The Ipsos research – which was commissioned as part of Mazda’s Drive Together campaign designed to celebrate the joy of driving – polled 11,008 people across key European markets and revealed that an average of 66% of drivers wanted to remain behind the wheel even if self-driving cars become widely available; the figure is as high as 71% in the UK, Germany, Austria and Poland, and only in Italy does it dip below 60% (59%).
Coupled with this, the study also found that only 33% of drivers “welcome the advent of self-driving cars” with the number dropping as low as 25% in France and the Netherlands and reaching only 29% in the UK. Interestingly, there is virtually no evidence of greater support for self-driving cars in younger age groups across Europe – in fact, 18-24 year olds (33%) were no more likely to welcome self-driving cars than 25-34 year olds (36%) and 35-44 year olds (34%).
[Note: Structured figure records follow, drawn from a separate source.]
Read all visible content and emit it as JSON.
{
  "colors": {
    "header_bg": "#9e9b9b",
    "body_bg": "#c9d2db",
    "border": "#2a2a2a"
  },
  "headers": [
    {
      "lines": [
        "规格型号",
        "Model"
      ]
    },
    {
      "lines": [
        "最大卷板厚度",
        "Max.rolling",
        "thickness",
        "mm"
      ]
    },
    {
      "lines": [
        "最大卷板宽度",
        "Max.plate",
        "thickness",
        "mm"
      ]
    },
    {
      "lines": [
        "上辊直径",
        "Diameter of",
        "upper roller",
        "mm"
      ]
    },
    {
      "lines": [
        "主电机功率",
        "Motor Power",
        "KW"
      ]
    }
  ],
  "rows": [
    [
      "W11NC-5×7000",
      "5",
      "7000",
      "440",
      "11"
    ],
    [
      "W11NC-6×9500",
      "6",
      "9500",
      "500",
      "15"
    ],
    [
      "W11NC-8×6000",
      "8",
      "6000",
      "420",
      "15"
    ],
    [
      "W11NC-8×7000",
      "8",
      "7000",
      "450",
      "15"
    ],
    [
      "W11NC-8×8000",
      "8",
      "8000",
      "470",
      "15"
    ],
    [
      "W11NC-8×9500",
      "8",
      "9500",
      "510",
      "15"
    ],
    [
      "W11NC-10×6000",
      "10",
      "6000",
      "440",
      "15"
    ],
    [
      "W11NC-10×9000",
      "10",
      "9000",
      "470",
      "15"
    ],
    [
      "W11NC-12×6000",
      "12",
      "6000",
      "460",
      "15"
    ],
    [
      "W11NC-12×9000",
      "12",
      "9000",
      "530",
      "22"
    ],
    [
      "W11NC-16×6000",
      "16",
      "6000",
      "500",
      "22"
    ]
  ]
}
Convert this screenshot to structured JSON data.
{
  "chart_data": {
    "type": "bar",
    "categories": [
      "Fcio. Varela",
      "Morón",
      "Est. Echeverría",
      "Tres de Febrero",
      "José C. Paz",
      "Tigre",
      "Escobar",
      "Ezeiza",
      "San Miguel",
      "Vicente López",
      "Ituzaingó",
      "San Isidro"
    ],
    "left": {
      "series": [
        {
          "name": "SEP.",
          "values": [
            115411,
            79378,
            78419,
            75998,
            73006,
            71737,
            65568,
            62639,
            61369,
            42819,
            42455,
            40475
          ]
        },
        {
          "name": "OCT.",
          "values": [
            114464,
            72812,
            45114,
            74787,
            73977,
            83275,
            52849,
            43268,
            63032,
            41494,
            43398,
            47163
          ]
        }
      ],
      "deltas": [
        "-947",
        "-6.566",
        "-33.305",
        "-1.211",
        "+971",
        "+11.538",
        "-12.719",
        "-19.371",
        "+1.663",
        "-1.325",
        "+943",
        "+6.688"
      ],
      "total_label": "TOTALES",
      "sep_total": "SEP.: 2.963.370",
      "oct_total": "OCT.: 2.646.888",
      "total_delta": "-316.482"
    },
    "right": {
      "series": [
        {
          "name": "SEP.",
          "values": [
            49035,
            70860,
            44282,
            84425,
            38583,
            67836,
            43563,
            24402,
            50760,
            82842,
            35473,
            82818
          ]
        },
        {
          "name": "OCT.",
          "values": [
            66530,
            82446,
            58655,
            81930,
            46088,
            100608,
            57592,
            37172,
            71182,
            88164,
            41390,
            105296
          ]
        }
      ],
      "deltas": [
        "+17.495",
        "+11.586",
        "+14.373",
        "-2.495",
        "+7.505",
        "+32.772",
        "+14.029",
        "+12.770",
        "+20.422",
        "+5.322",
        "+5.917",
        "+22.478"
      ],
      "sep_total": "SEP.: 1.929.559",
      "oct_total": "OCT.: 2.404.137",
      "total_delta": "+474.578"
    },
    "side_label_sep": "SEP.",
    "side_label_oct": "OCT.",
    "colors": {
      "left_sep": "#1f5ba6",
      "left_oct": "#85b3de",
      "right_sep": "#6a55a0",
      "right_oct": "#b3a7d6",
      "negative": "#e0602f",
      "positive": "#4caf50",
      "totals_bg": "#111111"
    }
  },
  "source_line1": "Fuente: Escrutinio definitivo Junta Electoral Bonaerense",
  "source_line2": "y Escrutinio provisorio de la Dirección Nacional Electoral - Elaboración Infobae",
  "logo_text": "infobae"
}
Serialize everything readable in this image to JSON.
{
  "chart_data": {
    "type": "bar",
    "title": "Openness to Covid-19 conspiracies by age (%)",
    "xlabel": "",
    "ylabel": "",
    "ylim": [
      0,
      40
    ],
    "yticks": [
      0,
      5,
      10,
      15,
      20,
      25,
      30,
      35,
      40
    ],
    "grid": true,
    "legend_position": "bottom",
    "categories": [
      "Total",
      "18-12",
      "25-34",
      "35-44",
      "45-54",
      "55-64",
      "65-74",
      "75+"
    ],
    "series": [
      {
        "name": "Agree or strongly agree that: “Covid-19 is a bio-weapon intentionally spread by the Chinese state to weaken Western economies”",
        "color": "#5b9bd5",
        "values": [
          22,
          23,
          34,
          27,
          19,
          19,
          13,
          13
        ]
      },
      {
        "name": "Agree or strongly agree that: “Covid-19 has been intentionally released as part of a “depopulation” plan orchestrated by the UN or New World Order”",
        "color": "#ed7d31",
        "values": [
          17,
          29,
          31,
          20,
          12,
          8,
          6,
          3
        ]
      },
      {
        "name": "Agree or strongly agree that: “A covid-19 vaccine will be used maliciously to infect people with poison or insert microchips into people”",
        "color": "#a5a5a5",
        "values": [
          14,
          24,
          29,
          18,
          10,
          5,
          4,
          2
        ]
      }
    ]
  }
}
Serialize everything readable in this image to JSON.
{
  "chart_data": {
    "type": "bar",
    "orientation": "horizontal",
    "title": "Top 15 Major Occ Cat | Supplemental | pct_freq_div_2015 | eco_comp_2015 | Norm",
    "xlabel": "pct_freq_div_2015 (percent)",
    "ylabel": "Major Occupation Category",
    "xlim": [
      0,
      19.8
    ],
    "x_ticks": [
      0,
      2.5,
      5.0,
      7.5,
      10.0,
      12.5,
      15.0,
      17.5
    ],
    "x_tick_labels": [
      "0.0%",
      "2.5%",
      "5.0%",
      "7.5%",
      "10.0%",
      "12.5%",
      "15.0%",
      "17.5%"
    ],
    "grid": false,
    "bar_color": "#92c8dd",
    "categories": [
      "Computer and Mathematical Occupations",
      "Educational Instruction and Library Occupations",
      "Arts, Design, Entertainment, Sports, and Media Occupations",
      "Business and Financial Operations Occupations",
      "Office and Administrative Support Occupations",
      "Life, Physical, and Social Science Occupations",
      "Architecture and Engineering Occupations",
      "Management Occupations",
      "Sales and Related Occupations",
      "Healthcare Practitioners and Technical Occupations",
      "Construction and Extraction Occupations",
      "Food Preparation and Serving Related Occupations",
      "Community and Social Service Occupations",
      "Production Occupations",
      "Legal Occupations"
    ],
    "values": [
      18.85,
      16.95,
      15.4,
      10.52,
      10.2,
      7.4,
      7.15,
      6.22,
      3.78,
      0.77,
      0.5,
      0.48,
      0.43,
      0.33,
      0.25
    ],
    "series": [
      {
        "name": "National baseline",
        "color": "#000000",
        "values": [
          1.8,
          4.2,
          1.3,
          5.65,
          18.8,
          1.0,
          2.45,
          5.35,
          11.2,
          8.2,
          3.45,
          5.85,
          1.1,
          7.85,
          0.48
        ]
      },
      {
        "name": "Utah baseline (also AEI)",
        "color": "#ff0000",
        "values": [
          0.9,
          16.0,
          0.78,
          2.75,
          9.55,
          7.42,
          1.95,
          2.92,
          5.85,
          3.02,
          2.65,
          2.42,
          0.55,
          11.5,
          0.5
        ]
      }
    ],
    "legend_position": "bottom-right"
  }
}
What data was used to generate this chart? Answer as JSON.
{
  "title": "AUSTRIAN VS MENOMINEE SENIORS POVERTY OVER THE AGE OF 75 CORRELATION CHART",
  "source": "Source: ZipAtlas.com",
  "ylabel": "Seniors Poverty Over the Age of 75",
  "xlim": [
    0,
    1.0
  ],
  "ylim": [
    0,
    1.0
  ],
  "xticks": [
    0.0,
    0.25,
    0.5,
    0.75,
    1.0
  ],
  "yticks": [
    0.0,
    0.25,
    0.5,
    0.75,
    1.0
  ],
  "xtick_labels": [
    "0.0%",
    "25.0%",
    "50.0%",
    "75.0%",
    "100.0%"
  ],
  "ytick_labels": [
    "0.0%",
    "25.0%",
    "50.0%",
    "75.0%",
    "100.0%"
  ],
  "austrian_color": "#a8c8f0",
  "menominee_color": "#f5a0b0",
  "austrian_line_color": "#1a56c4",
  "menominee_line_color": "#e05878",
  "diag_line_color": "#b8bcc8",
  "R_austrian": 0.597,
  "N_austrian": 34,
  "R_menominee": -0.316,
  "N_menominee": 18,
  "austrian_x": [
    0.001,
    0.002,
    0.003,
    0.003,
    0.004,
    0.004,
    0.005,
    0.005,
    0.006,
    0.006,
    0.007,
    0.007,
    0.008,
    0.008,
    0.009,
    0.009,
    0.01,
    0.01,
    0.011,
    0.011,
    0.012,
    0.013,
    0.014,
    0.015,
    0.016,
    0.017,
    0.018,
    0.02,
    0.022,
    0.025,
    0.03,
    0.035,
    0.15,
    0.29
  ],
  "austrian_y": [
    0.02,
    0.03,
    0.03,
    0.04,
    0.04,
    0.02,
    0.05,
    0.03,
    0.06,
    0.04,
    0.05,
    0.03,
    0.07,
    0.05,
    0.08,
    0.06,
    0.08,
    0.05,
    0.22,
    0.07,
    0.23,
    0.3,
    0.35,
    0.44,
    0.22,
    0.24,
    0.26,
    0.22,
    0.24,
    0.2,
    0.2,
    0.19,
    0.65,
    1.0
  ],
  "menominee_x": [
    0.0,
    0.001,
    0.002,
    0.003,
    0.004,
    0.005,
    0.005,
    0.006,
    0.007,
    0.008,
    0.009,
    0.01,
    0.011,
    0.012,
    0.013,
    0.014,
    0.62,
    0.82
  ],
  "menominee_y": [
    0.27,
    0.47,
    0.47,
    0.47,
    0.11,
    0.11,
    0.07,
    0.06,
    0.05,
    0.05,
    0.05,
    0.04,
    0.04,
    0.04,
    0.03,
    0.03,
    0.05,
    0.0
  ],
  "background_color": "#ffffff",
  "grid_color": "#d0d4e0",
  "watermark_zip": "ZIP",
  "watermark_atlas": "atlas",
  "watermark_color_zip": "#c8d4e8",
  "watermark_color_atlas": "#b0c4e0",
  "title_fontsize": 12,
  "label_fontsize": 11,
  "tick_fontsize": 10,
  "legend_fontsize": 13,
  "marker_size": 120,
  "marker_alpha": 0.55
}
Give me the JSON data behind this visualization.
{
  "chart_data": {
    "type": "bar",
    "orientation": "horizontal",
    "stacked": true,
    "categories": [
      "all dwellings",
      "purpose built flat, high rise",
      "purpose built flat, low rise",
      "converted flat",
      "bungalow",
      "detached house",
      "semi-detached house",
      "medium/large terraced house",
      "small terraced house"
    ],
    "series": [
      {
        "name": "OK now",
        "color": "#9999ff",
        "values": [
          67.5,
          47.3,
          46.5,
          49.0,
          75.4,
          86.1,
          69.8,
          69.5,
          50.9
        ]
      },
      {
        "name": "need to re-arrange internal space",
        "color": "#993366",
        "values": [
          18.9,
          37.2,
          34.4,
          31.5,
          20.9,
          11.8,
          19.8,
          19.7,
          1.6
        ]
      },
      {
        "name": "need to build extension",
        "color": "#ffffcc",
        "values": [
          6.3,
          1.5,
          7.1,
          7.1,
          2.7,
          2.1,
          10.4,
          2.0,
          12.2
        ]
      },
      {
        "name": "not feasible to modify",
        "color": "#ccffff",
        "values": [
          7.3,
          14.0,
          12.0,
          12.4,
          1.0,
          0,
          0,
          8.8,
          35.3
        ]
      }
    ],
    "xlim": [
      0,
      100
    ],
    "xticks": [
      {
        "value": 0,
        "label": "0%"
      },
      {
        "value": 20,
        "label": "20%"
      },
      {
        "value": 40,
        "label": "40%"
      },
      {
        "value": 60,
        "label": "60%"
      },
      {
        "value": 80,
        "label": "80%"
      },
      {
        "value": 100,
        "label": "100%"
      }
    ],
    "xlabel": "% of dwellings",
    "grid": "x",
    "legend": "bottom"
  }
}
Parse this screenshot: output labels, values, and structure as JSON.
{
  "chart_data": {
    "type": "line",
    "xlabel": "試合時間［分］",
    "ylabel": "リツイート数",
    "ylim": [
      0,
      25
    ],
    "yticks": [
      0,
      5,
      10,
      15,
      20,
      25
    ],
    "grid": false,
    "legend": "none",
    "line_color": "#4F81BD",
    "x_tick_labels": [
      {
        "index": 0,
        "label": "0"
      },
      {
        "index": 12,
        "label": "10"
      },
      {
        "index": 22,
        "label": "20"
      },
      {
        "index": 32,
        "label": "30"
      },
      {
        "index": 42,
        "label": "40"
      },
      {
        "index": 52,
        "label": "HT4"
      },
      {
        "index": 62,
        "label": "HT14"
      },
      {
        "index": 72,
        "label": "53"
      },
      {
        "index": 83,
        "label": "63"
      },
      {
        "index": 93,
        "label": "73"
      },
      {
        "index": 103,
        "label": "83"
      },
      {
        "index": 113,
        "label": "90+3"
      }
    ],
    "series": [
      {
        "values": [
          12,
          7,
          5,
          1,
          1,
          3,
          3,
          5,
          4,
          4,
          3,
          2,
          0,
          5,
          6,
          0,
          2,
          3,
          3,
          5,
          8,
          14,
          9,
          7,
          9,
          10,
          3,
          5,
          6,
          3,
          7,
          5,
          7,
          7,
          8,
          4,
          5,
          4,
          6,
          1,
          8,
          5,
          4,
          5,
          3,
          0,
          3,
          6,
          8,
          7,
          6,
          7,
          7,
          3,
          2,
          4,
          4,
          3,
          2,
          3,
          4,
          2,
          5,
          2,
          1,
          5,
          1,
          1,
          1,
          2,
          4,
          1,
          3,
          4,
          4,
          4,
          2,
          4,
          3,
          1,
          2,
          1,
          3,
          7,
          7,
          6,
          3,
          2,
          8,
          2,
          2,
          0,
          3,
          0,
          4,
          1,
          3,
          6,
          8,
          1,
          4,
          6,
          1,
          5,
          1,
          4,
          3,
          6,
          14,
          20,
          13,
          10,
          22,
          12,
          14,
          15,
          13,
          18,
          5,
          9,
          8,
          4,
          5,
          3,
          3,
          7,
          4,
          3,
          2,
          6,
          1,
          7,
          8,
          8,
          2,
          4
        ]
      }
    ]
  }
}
The research also reveals a significant emotional connection between car and driver as demonstrated by the following statistics: An average of 69% of drivers “hope that future generations will continue to have the option to drive cars” – the figure is as high as 74% in Poland and 70% or higher in the UK, Germany, France and Sweden. In addition, 36% of those who enjoy driving see their car and the act of driving as an “extension of my personality” with the number rising to 56% in Poland and 46% in Italy. And 34% agree driving is in danger of becoming a “forgotten pleasure” – in France, Italy and Poland the figure is 40% or higher.
Mazda Motor Europe’s President and CEO Jeff Guyton said: “As a brand we simply love driving and this research demonstrates very clearly that a huge number of European drivers agree with us – of course, there is a role for self-driving cars but for us, and for many others it seems, there really is nothing quite like the physical pleasure of driving.
“This is why at Mazda we believe in putting the driver at the heart of everything we do and it’s why our current Drive Together campaign focuses on the bond between car and driver. We call this Jinba Ittai which is the Japanese phrase used to describe the perfect harmony between the mounted archer and his horse. It is this human-centric philosophy that underpins our business and helps us create cars that bring the driver and their car closer together.
“If you look at the car industry in general, we believe that many manufacturers are taking a lot of the pure driving pleasure away from drivers. At Mazda we are fighting against this and it’s clear from the research that there is still a huge percentage of drivers who just want to be behind the wheel. In a world that questions the act of driving and devalues the role of the car and the role of the driver through technological changes, we will continue to challenge convention for the love of driving.”
Further findings from the research show that 54% of Europeans have been for a drive “just for fun” – in Sweden it’s as high as 73% and the UK, Netherlands, Poland and Austria all top 60%; an average of 53% say “driving is about more than simply getting from A to B”, climbing to 66% in Poland, whilst 55% think driving with family and/or friends can be a “special experience” with the figure higher than 60% in Spain, Italy, Sweden and Poland.
Comparisons with other activities are also revealing with 37% preferring driving to computer games, 23% choosing driving compared to a drink in a bar or playing sports, with the latter as high as 37% in the UK. In Italy and the UK 9% prefer driving to having sex – in the latter 12% of women would rather hit the road as opposed to 6% of men.
* Technical note: Data from the consumer research conducted by Ipsos MORI is based on a survey conducted among 11,008 adults across 11 European markets, with at least 1,000 interviews in each market. All interviews were conducted between 7th – 22nd September 2017. The consumer survey data is weighted to the known population proportions of each country‘s adults by age, gender, and home region.